幼女様は、何故か王様のようにふんぞり返っており、じっと、それこそ射殺せんとばかりに沙織を睥睨している。
その瞳に宿る敵愾心は疑いようもなく、こんな敵意剥き出しの子が護衛か……と、ちょっと不安に思える。
が、そもそも戦士に護衛がつく時点で特例なのだ。
自分ののような身分が、そんな贅沢言ってはいけないとそう自責の念を抱きながら、沙織はせめて歩み寄ろうと、少々引き攣りながらも微笑を浮かべる。
「あなた、アキラの妹さんなの?」
「――黙れ」
「ア、ハイ」
アキラへ接する際の、あの愛嬌に溢れた仕草は、今や鳴りを潜め、今は歴戦の猛者もかくやという眼光を放っている。

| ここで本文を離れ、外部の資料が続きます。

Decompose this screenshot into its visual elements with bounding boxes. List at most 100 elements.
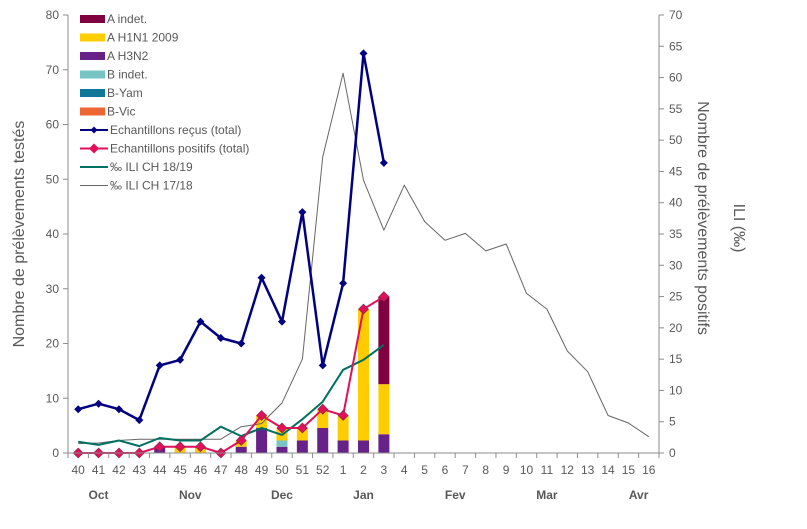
bar-segment: [358, 440, 369, 453]
legend-label: Echantillons positifs (total): [110, 142, 249, 156]
data-point: [296, 422, 308, 434]
left-tick-label: 0: [52, 446, 59, 460]
data-point: [339, 279, 348, 288]
x-tick-label: 16: [642, 463, 656, 477]
legend-label: A indet.: [107, 12, 147, 26]
data-point: [196, 317, 205, 326]
x-tick-label: 2: [360, 463, 367, 477]
data-point: [216, 334, 225, 343]
right-tick-label: 15: [669, 352, 683, 366]
month-label: Fev: [445, 488, 466, 502]
legend-label: ‰ ILI CH 18/19: [110, 160, 193, 174]
left-tick-label: 20: [46, 337, 60, 351]
data-point: [94, 399, 103, 408]
x-tick-label: 1: [340, 463, 347, 477]
left-tick-label: 50: [46, 172, 60, 186]
right-tick-label: 65: [669, 39, 683, 53]
x-tick-label: 48: [235, 463, 249, 477]
data-point: [135, 416, 144, 425]
right-tick-label: 55: [669, 102, 683, 116]
legend-marker: [89, 143, 99, 154]
right-tick-label: 25: [669, 290, 683, 304]
right-tick-label: 70: [669, 8, 683, 22]
legend-swatch: [80, 107, 105, 116]
bar-segment: [296, 427, 308, 441]
right-tick-label: 0: [669, 446, 676, 460]
axes: 0102030405060708005101520253035404550556…: [46, 8, 683, 502]
bar-segment: [276, 446, 288, 453]
month-label: Avr: [629, 488, 649, 502]
legend-swatch: [80, 89, 105, 97]
x-tick-label: 44: [153, 463, 167, 477]
left-tick-label: 60: [46, 118, 60, 132]
data-point: [235, 435, 247, 446]
x-tick-label: 9: [503, 463, 510, 477]
right-tick-label: 5: [669, 415, 676, 429]
data-point: [195, 441, 206, 453]
x-tick-label: 45: [173, 463, 187, 477]
month-label: Oct: [89, 488, 109, 502]
x-tick-label: 50: [275, 463, 289, 477]
data-point: [378, 291, 390, 302]
data-point: [154, 441, 166, 453]
data-point: [155, 361, 164, 370]
month-label: Mar: [536, 488, 558, 502]
right-axis-title: Nombre de prélèvements positifs: [694, 101, 711, 335]
x-tick-label: 11: [541, 463, 554, 477]
legend-label: B indet.: [107, 68, 148, 82]
x-tick-label: 10: [520, 463, 534, 477]
x-tick-label: 14: [601, 463, 615, 477]
x-tick-label: 49: [255, 463, 269, 477]
left-tick-label: 40: [46, 227, 60, 241]
left-tick-label: 10: [46, 391, 60, 405]
legend-label: ‰ ILI CH 17/18: [110, 179, 193, 193]
right-tick-label: 30: [669, 258, 683, 272]
right-tick-label: 40: [669, 196, 683, 210]
x-tick-label: 5: [421, 463, 428, 477]
bar-segment: [378, 384, 390, 435]
month-label: Dec: [271, 488, 293, 502]
data-point: [237, 339, 246, 348]
series-line: [77, 52, 386, 422]
legend-swatch: [80, 33, 105, 42]
x-tick-label: 42: [112, 463, 126, 477]
left-tick-label: 30: [46, 282, 60, 296]
x-tick-label: 6: [442, 463, 449, 477]
series-line: [78, 343, 385, 448]
left-tick-label: 70: [46, 63, 60, 77]
x-tick-label: 13: [581, 463, 595, 477]
month-label: Nov: [179, 488, 202, 502]
data-point: [317, 403, 329, 415]
bar-segment: [256, 415, 268, 428]
right-axis-ili-title: ILI (‰): [730, 204, 747, 253]
right-tick-label: 50: [669, 133, 683, 147]
x-tick-label: 43: [133, 463, 147, 477]
legend-swatch: [80, 52, 105, 60]
right-tick-label: 10: [669, 383, 683, 397]
bar-segment: [337, 415, 349, 441]
data-point: [379, 158, 388, 167]
x-tick-label: 8: [482, 463, 489, 477]
bar-segment: [317, 427, 329, 453]
x-tick-label: 12: [561, 463, 575, 477]
bar-segment: [317, 409, 329, 428]
x-tick-label: 41: [92, 463, 106, 477]
legend-label: A H3N2: [107, 49, 149, 63]
x-tick-label: 46: [194, 463, 208, 477]
legend-swatch: [80, 70, 105, 79]
right-tick-label: 20: [669, 321, 683, 335]
legend-marker: [90, 126, 98, 134]
data-point: [318, 361, 327, 370]
bar-segment: [378, 296, 390, 385]
data-point: [174, 441, 186, 453]
data-point: [74, 405, 83, 414]
data-point: [277, 317, 286, 326]
right-tick-label: 60: [669, 71, 683, 85]
right-tick-label: 35: [669, 227, 683, 241]
right-tick-label: 45: [669, 164, 683, 178]
data-point: [256, 410, 268, 421]
x-tick-label: 4: [401, 463, 408, 477]
left-axis-title: Nombre de prélèvements testés: [11, 121, 28, 348]
bar-segment: [378, 434, 390, 453]
x-tick-label: 40: [72, 463, 86, 477]
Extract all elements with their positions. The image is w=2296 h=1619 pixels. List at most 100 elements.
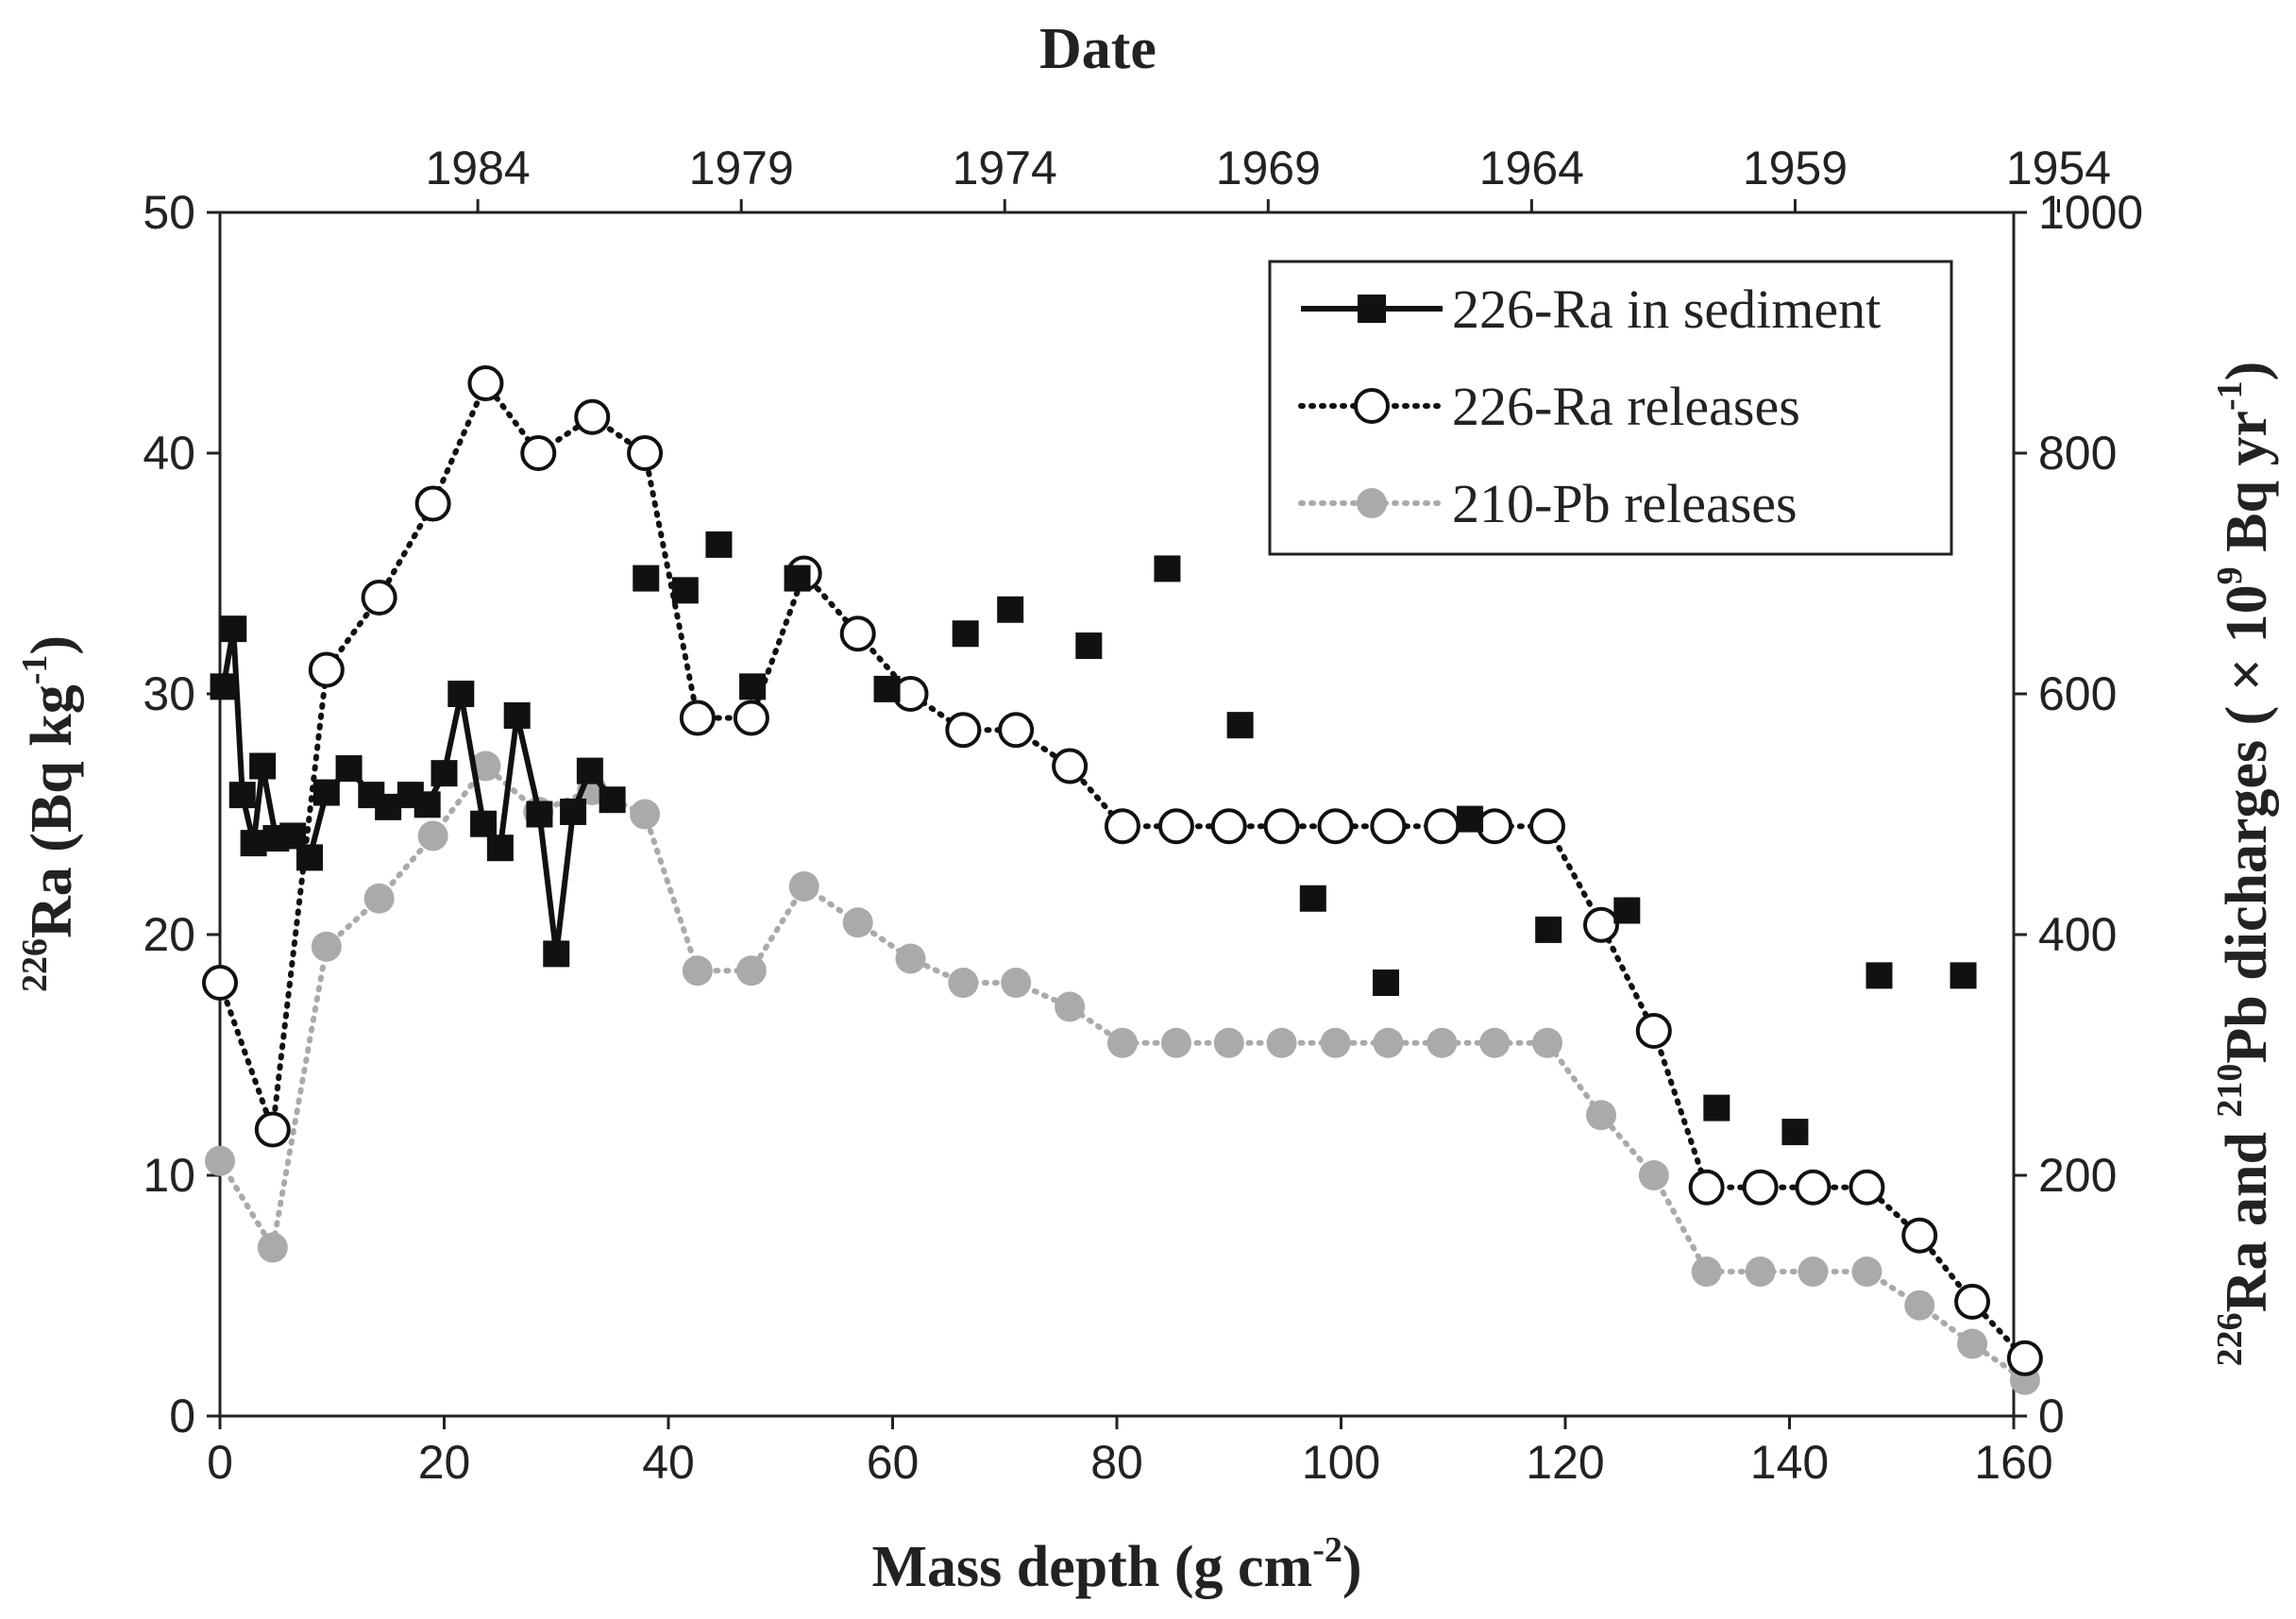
data-point xyxy=(228,782,256,809)
data-point xyxy=(1613,897,1641,924)
data-point xyxy=(1106,1027,1138,1058)
left-y-axis-title-end: ) xyxy=(20,635,84,655)
x-axis-title-sup: -2 xyxy=(1312,1530,1342,1570)
data-point xyxy=(1957,1328,1988,1359)
top-tick-label: 1974 xyxy=(953,142,1057,194)
left-y-axis-title-text: Ra (Bq kg xyxy=(20,684,84,938)
data-point xyxy=(2006,1340,2043,1376)
data-point xyxy=(784,565,811,592)
data-point xyxy=(945,712,982,749)
data-point xyxy=(1055,991,1086,1022)
data-point xyxy=(705,531,733,558)
x-tick-label: 40 xyxy=(642,1436,695,1489)
legend-marker-ra-releases xyxy=(1354,388,1390,424)
x-tick-label: 0 xyxy=(207,1436,233,1489)
data-point xyxy=(467,365,504,402)
data-point xyxy=(682,955,713,987)
data-point xyxy=(574,398,611,435)
right-y-tick-label: 600 xyxy=(2038,667,2117,720)
data-point xyxy=(733,700,769,736)
right-y-axis-title-end: ) xyxy=(2215,362,2279,381)
data-point xyxy=(1373,1027,1404,1058)
top-tick-label: 1969 xyxy=(1216,142,1321,194)
data-point xyxy=(1213,1027,1244,1058)
data-point xyxy=(296,844,323,871)
data-point xyxy=(952,620,979,648)
data-point xyxy=(447,681,475,707)
legend-label-pb-releases: 210-Pb releases xyxy=(1452,473,1798,534)
left-y-tick-label: 20 xyxy=(143,908,195,961)
data-point xyxy=(543,940,570,968)
x-tick-label: 160 xyxy=(1974,1436,2052,1489)
data-point xyxy=(997,596,1024,623)
data-point xyxy=(257,1232,288,1263)
right-y-axis-title: 226Ra and 210Pb dicharges ( × 109 Bq yr-… xyxy=(2210,362,2279,1367)
data-point xyxy=(1075,632,1103,659)
x-tick-label: 120 xyxy=(1526,1436,1604,1489)
data-point xyxy=(1635,1013,1672,1049)
data-point xyxy=(895,943,926,974)
data-point xyxy=(1427,1027,1458,1058)
data-point xyxy=(1477,808,1513,845)
left-y-axis-ticks: 0 10 20 30 40 50 xyxy=(143,186,220,1442)
legend-label-ra-releases: 226-Ra releases xyxy=(1452,376,1800,437)
data-point xyxy=(1798,1256,1829,1287)
data-point xyxy=(1532,1027,1562,1058)
x-tick-label: 20 xyxy=(418,1436,471,1489)
legend-marker-pb-releases xyxy=(1357,488,1387,518)
data-point xyxy=(1688,1169,1725,1206)
data-point xyxy=(630,799,661,830)
data-point xyxy=(1001,968,1032,998)
data-point xyxy=(948,968,979,998)
right-y-axis-title-text2: Pb dicharges ( × 10 xyxy=(2215,584,2279,1063)
right-y-axis-title-sup3: 9 xyxy=(2210,566,2250,584)
data-point xyxy=(1529,808,1565,845)
data-point xyxy=(1583,906,1619,943)
x-axis-title-end: ) xyxy=(1342,1535,1362,1599)
right-y-axis-ticks: 0 200 400 600 800 1000 xyxy=(2014,186,2143,1442)
data-point xyxy=(240,830,267,857)
data-point xyxy=(1104,808,1140,845)
legend-marker-sediment xyxy=(1358,295,1386,323)
data-point xyxy=(1954,1283,1991,1320)
legend-label-sediment: 226-Ra in sediment xyxy=(1452,278,1881,340)
data-point xyxy=(1904,1290,1935,1321)
data-point xyxy=(1157,808,1194,845)
data-point xyxy=(873,675,901,702)
left-y-tick-label: 50 xyxy=(143,186,195,239)
left-y-axis-title-sup: 226 xyxy=(15,938,55,992)
data-point xyxy=(1745,1256,1776,1287)
top-tick-label: 1959 xyxy=(1743,142,1848,194)
data-point xyxy=(503,701,531,729)
data-point xyxy=(1373,970,1399,996)
data-point xyxy=(671,577,699,604)
data-point xyxy=(1866,962,1893,989)
right-y-tick-label: 800 xyxy=(2038,427,2117,480)
x-axis-title: Mass depth (g cm-2) xyxy=(871,1530,1361,1599)
left-y-tick-label: 30 xyxy=(143,667,195,720)
data-point xyxy=(842,907,873,938)
data-point xyxy=(633,565,660,592)
x-tick-label: 140 xyxy=(1750,1436,1829,1489)
data-point xyxy=(599,786,626,814)
x-tick-label: 60 xyxy=(867,1436,920,1489)
data-point xyxy=(202,965,238,1001)
right-y-tick-label: 200 xyxy=(2038,1149,2117,1202)
data-point xyxy=(520,435,557,471)
data-point xyxy=(375,793,402,820)
data-point xyxy=(363,883,395,914)
data-point xyxy=(1950,962,1977,989)
data-point xyxy=(430,760,458,787)
data-point xyxy=(1851,1256,1882,1287)
top-tick-label: 1984 xyxy=(426,142,531,194)
data-point xyxy=(249,752,277,780)
data-point xyxy=(1586,1100,1616,1131)
data-point xyxy=(220,616,247,643)
right-y-axis-title-text3: Bq yr xyxy=(2215,411,2279,566)
data-point xyxy=(1160,1027,1191,1058)
top-tick-label: 1954 xyxy=(2006,142,2111,194)
data-point xyxy=(335,755,363,783)
right-y-axis-title-sup4: -1 xyxy=(2210,380,2250,411)
data-point xyxy=(1901,1217,1938,1254)
data-point xyxy=(735,955,767,987)
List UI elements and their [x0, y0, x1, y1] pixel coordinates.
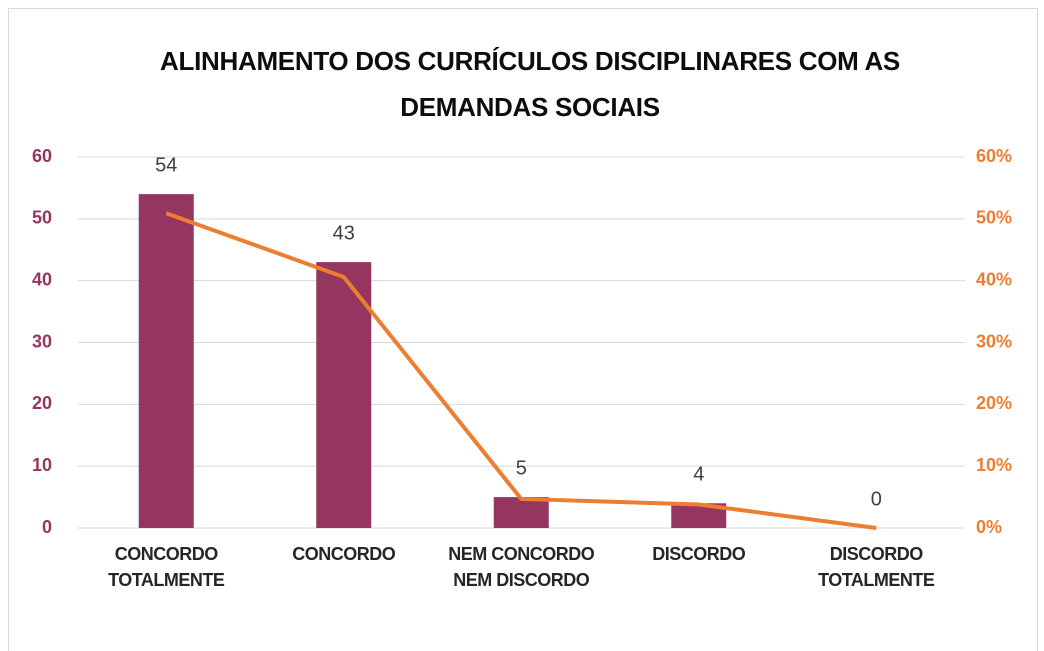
y-tick-label: 40 — [32, 269, 52, 289]
y2-tick-label: 60% — [976, 146, 1012, 166]
data-label: 43 — [333, 222, 355, 244]
y-tick-label: 30 — [32, 331, 52, 351]
y-tick-label: 10 — [32, 455, 52, 475]
x-tick-label: CONCORDO TOTALMENTE — [108, 544, 225, 590]
y2-tick-label: 0% — [976, 517, 1002, 537]
y2-tick-label: 10% — [976, 455, 1012, 475]
y-tick-label: 50 — [32, 208, 52, 228]
y-tick-label: 60 — [32, 146, 52, 166]
y2-tick-label: 40% — [976, 269, 1012, 289]
x-tick-label: DISCORDO — [652, 544, 746, 564]
chart-title: ALINHAMENTO DOS CURRÍCULOS DISCIPLINARES… — [160, 46, 900, 122]
y2-tick-label: 20% — [976, 393, 1012, 413]
y2-tick-label: 30% — [976, 331, 1012, 351]
bar — [316, 262, 372, 528]
bar — [493, 497, 549, 528]
line — [165, 211, 877, 530]
x-tick-label: DISCORDO TOTALMENTE — [818, 544, 935, 590]
x-tick-label: NEM CONCORDO NEM DISCORDO — [448, 544, 595, 590]
chart-border — [8, 8, 1038, 651]
data-label: 54 — [155, 154, 177, 176]
data-label: 5 — [516, 457, 527, 479]
y2-tick-label: 50% — [976, 208, 1012, 228]
y-tick-label: 20 — [32, 393, 52, 413]
x-tick-label: CONCORDO — [292, 544, 396, 564]
bar — [138, 194, 194, 528]
data-label: 0 — [871, 488, 882, 510]
data-label: 4 — [693, 464, 704, 486]
y-tick-label: 0 — [42, 517, 52, 537]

どうやら沙織は既に根底的に幼女様に嫌われてしまっているらしい。
その事実にちょっと傷心しつつも、それでもなお沙織はめげない。
「ほ、ほら、飴ちゃんあるよ~」
「息を吐くな。臭い」
ビキッ。
切れてしまったその堪忍袋の緒は一体誰のモノであったのだろう。
幽鬼のように、その瞳に友人を無条件でけなされたその事実に憤慨をあらわにするメイルが立ち上がる、その寸前――、
「――陣っ」
直後、何の前触れもなく廃墟の国の国土面積の一切合切を喰い尽くす程に広大な魔法陣が浮かび上がり――直後、極光が迸った。
……「本編二十話くらい書いたら、番外編書きますよ!」とか言いやがった作者は一体全体どこのどいつでしょうか。